Under this model, residential customers in remote areas are provided with a solar-generation unit, usually backed up with a battery, and the homeowners make lease payments over time as they benefit from the electricity. Paygo allows solar companies to tap into a vast base of potential customers that cannot pay for a system upfront, but it means the companies must carry that debt on their balance sheet. Of course, the model requires scale, which itself requires funding. The good news? Funding has become much more cheaper and widely available for firms with a proven model and technology, enabling some to grow faster.

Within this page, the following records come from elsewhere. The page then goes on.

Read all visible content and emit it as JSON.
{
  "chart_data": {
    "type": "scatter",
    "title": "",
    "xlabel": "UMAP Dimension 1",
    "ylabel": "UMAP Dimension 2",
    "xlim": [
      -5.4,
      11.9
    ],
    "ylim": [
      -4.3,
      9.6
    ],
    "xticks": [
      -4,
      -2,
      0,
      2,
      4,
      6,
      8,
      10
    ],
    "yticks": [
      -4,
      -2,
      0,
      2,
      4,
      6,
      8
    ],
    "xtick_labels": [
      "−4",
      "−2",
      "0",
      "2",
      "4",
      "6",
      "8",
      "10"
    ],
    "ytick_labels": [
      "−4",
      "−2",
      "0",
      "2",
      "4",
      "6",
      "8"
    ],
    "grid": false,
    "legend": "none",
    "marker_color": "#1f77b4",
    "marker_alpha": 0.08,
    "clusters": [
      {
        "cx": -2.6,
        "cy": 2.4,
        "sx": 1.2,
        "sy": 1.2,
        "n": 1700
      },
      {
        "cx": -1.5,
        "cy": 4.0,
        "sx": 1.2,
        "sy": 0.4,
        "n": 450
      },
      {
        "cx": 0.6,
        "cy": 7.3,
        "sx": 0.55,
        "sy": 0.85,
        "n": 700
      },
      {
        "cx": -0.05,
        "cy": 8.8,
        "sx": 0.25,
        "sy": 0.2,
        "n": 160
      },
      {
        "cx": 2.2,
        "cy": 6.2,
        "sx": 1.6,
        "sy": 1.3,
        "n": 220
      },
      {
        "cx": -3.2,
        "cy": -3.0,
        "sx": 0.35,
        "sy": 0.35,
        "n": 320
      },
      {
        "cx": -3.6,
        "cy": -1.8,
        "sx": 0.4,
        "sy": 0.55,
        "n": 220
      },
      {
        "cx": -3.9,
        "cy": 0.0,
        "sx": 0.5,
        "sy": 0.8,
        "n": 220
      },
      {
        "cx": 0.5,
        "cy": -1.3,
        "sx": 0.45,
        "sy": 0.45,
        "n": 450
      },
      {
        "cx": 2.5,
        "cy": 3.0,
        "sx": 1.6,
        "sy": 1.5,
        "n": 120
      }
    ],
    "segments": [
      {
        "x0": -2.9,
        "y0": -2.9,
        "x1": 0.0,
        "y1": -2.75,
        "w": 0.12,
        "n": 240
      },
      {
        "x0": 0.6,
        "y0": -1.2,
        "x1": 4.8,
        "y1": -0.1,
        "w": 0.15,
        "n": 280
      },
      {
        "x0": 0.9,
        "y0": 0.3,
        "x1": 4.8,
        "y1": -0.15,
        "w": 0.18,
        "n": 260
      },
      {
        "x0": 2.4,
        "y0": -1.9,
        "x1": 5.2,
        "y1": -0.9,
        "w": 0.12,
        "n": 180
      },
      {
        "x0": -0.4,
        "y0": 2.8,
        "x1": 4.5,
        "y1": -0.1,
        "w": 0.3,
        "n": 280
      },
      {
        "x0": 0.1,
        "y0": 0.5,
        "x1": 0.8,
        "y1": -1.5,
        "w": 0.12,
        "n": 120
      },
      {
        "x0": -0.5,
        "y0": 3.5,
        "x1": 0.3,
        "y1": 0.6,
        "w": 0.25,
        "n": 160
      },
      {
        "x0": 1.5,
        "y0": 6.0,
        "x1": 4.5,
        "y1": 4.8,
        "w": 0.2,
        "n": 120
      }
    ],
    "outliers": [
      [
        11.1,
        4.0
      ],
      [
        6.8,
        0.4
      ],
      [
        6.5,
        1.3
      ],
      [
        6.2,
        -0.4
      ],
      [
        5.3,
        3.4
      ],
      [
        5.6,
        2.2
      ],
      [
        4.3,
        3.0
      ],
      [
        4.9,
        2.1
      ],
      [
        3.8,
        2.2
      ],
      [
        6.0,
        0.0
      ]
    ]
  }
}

Firms like Engie are also investing in a big way in mini-grids, which seek to power entire villages with renewable systems upto 5 MW in capacity. With many such projects and pilots launched in the past 18 months, 2020 might just be the year when the next level of push happens. Another example of the unconventional partnerships taking shape in the continent is that between telecommunications operator Orange pay-as-you-go solar power provider Greenlight Planet, to provide Orange customers with access to clean energy solutions in several African countries.These countries include Burkina Faso, the Central African Republic, the Democratic Republic of the Congo, Liberia, Mali, Sierra Leone etc.
The partnership involves both companies deploying Greenlight Planet’s Sun King range of off-grid energy systems available to the hardest-to-reach regions, especially to the households who live off-the-grid.
Greenlight Planet’s solar systems first become available for Orange’s eight million customers in Burkina Faso from November 2019 onwards.
Thus, even as total capacity number projections or the continent vary between 3 to 4 GW from various estimates, these probably ignore the possibilities for off grid solar, which can contribute massively. 2020 will hopefully being both clarity and direction, to make it even easier for firms to consider the continent’s countries in their plans.